According to me, the Land Acquisition Bill should have been looked at in a different manner. As land is a local subject, you should allow state governments to take a decision on this.

If a state does not create a good policy, industries won't go there. Industry will go to a place where the state is interested in development and welcomes businesses.

Let the central government concentrate on infrastructure asset creation. Let them build roads for the benefit of the nation.

The criticism against the Modi government is that it is selling India to the capitalists and multinationals. How do you respond to this?

It is a wrong thing to say. It is also a very old, wrong, thinking. Nobody is selling the country and it is not feasible to sell the country.

You are attracting capital and bringing in resources and not selling or becoming slaves to multinationals.

Unless you bring in enterprise, how do you create jobs?

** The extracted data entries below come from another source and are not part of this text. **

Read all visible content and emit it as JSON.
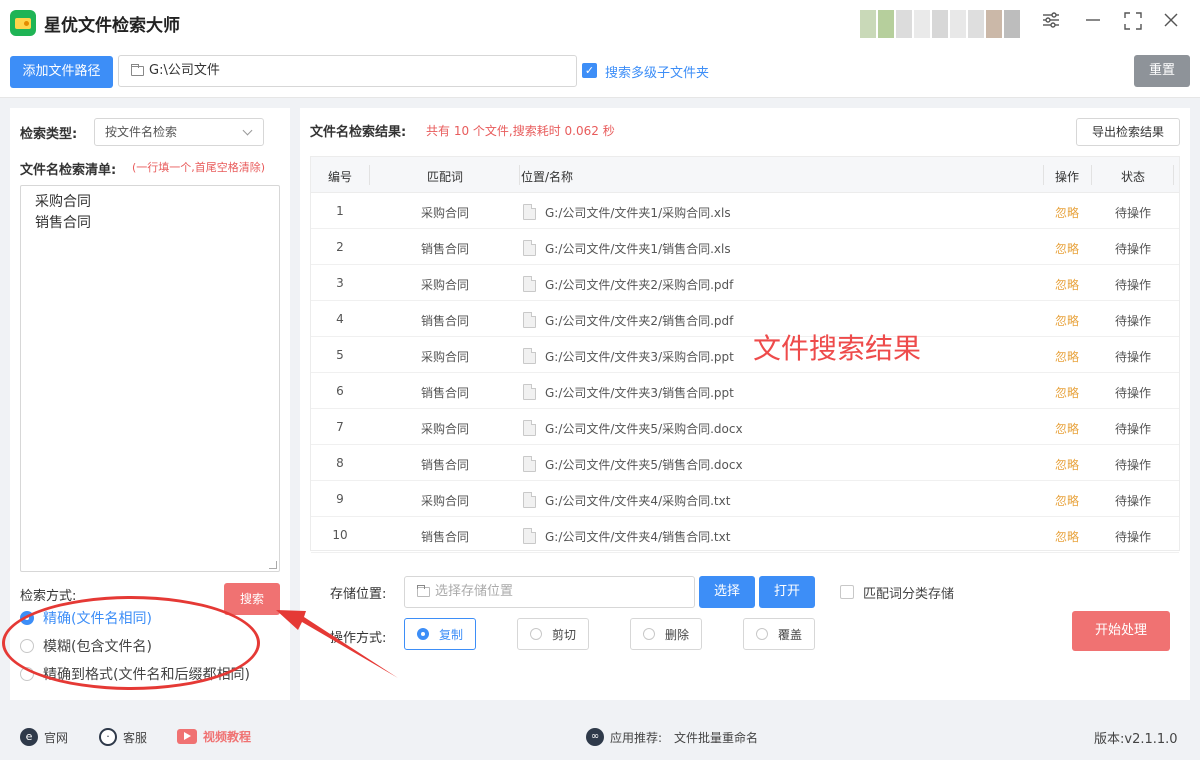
{
  "app": {
    "title": "星优文件检索大师"
  },
  "window": {
    "settings_icon": "sliders-icon",
    "minimize_icon": "minimize-icon",
    "maximize_icon": "maximize-icon",
    "close_icon": "close-icon"
  },
  "toolbar": {
    "add_path_label": "添加文件路径",
    "path_value": "G:\\公司文件",
    "subfolders_label": "搜索多级子文件夹",
    "subfolders_checked": true,
    "reset_label": "重置"
  },
  "left": {
    "search_type_label": "检索类型:",
    "search_type_value": "按文件名检索",
    "list_label": "文件名检索清单:",
    "list_hint": "(一行填一个,首尾空格清除)",
    "list_items": [
      "采购合同",
      "销售合同"
    ],
    "method_label": "检索方式:",
    "search_button": "搜索",
    "methods": [
      {
        "label": "精确(文件名相同)",
        "selected": true
      },
      {
        "label": "模糊(包含文件名)",
        "selected": false
      },
      {
        "label": "精确到格式(文件名和后缀都相同)",
        "selected": false
      }
    ]
  },
  "results": {
    "title": "文件名检索结果:",
    "summary": "共有 10 个文件,搜索耗时 0.062 秒",
    "export_label": "导出检索结果",
    "columns": {
      "num": "编号",
      "keyword": "匹配词",
      "path": "位置/名称",
      "action": "操作",
      "state": "状态"
    },
    "rows": [
      {
        "num": "1",
        "keyword": "采购合同",
        "path": "G:/公司文件/文件夹1/采购合同.xls",
        "action": "忽略",
        "state": "待操作"
      },
      {
        "num": "2",
        "keyword": "销售合同",
        "path": "G:/公司文件/文件夹1/销售合同.xls",
        "action": "忽略",
        "state": "待操作"
      },
      {
        "num": "3",
        "keyword": "采购合同",
        "path": "G:/公司文件/文件夹2/采购合同.pdf",
        "action": "忽略",
        "state": "待操作"
      },
      {
        "num": "4",
        "keyword": "销售合同",
        "path": "G:/公司文件/文件夹2/销售合同.pdf",
        "action": "忽略",
        "state": "待操作"
      },
      {
        "num": "5",
        "keyword": "采购合同",
        "path": "G:/公司文件/文件夹3/采购合同.ppt",
        "action": "忽略",
        "state": "待操作"
      },
      {
        "num": "6",
        "keyword": "销售合同",
        "path": "G:/公司文件/文件夹3/销售合同.ppt",
        "action": "忽略",
        "state": "待操作"
      },
      {
        "num": "7",
        "keyword": "采购合同",
        "path": "G:/公司文件/文件夹5/采购合同.docx",
        "action": "忽略",
        "state": "待操作"
      },
      {
        "num": "8",
        "keyword": "销售合同",
        "path": "G:/公司文件/文件夹5/销售合同.docx",
        "action": "忽略",
        "state": "待操作"
      },
      {
        "num": "9",
        "keyword": "采购合同",
        "path": "G:/公司文件/文件夹4/采购合同.txt",
        "action": "忽略",
        "state": "待操作"
      },
      {
        "num": "10",
        "keyword": "销售合同",
        "path": "G:/公司文件/文件夹4/销售合同.txt",
        "action": "忽略",
        "state": "待操作"
      }
    ],
    "watermark": "文件搜索结果"
  },
  "bottom": {
    "storage_label": "存储位置:",
    "storage_placeholder": "选择存储位置",
    "choose_label": "选择",
    "open_label": "打开",
    "classify_label": "匹配词分类存储",
    "classify_checked": false,
    "op_label": "操作方式:",
    "ops": [
      {
        "label": "复制",
        "selected": true
      },
      {
        "label": "剪切",
        "selected": false
      },
      {
        "label": "删除",
        "selected": false
      },
      {
        "label": "覆盖",
        "selected": false
      }
    ],
    "start_label": "开始处理"
  },
  "footer": {
    "website": "官网",
    "support": "客服",
    "video": "视频教程",
    "recommend_label": "应用推荐:",
    "recommend_app": "文件批量重命名",
    "version": "版本:v2.1.1.0"
  },
  "colors": {
    "accent": "#3d8ef7",
    "danger": "#f07272",
    "warning": "#e8a33d",
    "annotation": "#e53935"
  }
}
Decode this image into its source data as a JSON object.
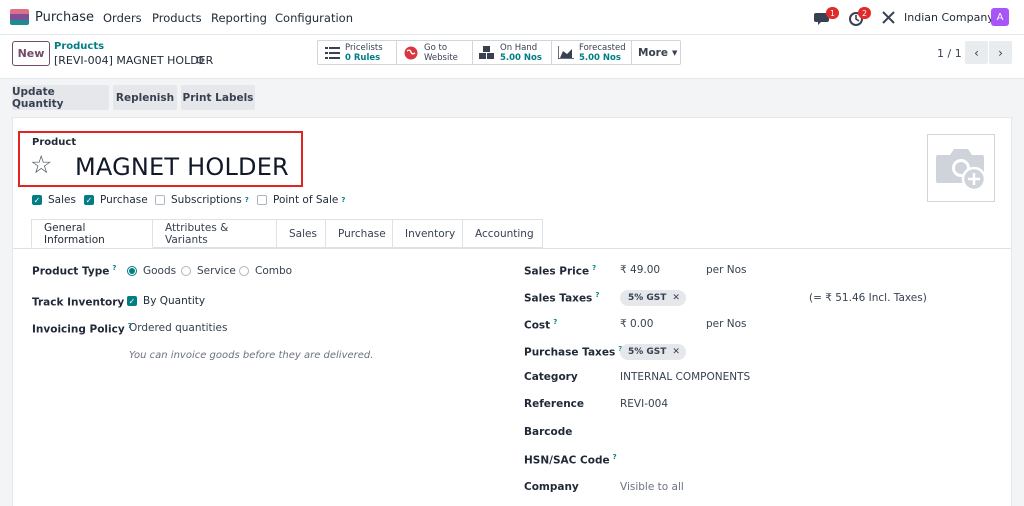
{
  "nav": {
    "app": "Purchase",
    "menu": [
      "Orders",
      "Products",
      "Reporting",
      "Configuration"
    ],
    "chat_badge": "1",
    "activity_badge": "2",
    "company": "Indian Company",
    "avatar": "A"
  },
  "control": {
    "new_label": "New",
    "breadcrumb_parent": "Products",
    "breadcrumb_record": "[REVI-004] MAGNET HOLDER",
    "smart_buttons": [
      {
        "label": "Pricelists",
        "value": "0 Rules"
      },
      {
        "label": "Go to",
        "value": "Website"
      },
      {
        "label": "On Hand",
        "value": "5.00 Nos"
      },
      {
        "label": "Forecasted",
        "value": "5.00 Nos"
      }
    ],
    "more_label": "More",
    "pager": "1 / 1"
  },
  "actions": [
    "Update Quantity",
    "Replenish",
    "Print Labels"
  ],
  "product": {
    "label": "Product",
    "name": "MAGNET HOLDER",
    "checks": [
      {
        "label": "Sales",
        "checked": true
      },
      {
        "label": "Purchase",
        "checked": true
      },
      {
        "label": "Subscriptions",
        "checked": false
      },
      {
        "label": "Point of Sale",
        "checked": false
      }
    ]
  },
  "tabs": [
    "General Information",
    "Attributes & Variants",
    "Sales",
    "Purchase",
    "Inventory",
    "Accounting"
  ],
  "left": {
    "product_type_label": "Product Type",
    "product_type_options": [
      "Goods",
      "Service",
      "Combo"
    ],
    "selected_type": "Goods",
    "track_inventory_label": "Track Inventory",
    "track_inventory_value": "By Quantity",
    "invoicing_policy_label": "Invoicing Policy",
    "invoicing_policy_value": "Ordered quantities",
    "invoicing_hint": "You can invoice goods before they are delivered."
  },
  "right": {
    "sales_price_label": "Sales Price",
    "sales_price": "₹ 49.00",
    "sales_price_unit": "per Nos",
    "sales_taxes_label": "Sales Taxes",
    "sales_tax_tag": "5% GST",
    "incl_taxes": "(= ₹ 51.46 Incl. Taxes)",
    "cost_label": "Cost",
    "cost": "₹ 0.00",
    "cost_unit": "per Nos",
    "purchase_taxes_label": "Purchase Taxes",
    "purchase_tax_tag": "5% GST",
    "category_label": "Category",
    "category": "INTERNAL COMPONENTS",
    "reference_label": "Reference",
    "reference": "REVI-004",
    "barcode_label": "Barcode",
    "hsn_label": "HSN/SAC Code",
    "company_label": "Company",
    "company_placeholder": "Visible to all"
  },
  "colors": {
    "accent": "#017e84",
    "brand": "#714b67",
    "highlight": "#e02424"
  }
}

You must understand good capitalism is beneficial for the development of the poor.

Those who expected Modi to provide jobs are now getting restless...

After the economic tsunami of the past, most of the people were either in the ICU or on ventilator and they were in pain.

When you are in pain, you expect the doctor to give you an injection and hope for an immediate cure. But it doesn't happen that way. If the disease is too advanced, it takes time to cure.

I am sure when this government occupied the hot seat, they didn't know what kind of mess they were going to face. To correct the mess, you have to take the entire system together.

People expected Narendra Modi to clear all the mess at one go. One thing is clear: The actions taken so far and the guidance given by the Modi government is in the right direction in terms of ease of doing business with transparency as the key driver.

What this government is doing today will result in a stronger foundation tomorrow.

Wherever he goes, Modi talks about no corruption in his government. As a business person, from the industry's point of view, has corruption come down and is there more transparency today?

I would say corruption has come down from what it was in the past.

How long do you think it will take India to see some results?

I feel by the second half of 2016, we will start seeing results. 2017-2018 will be one of the best years for the country.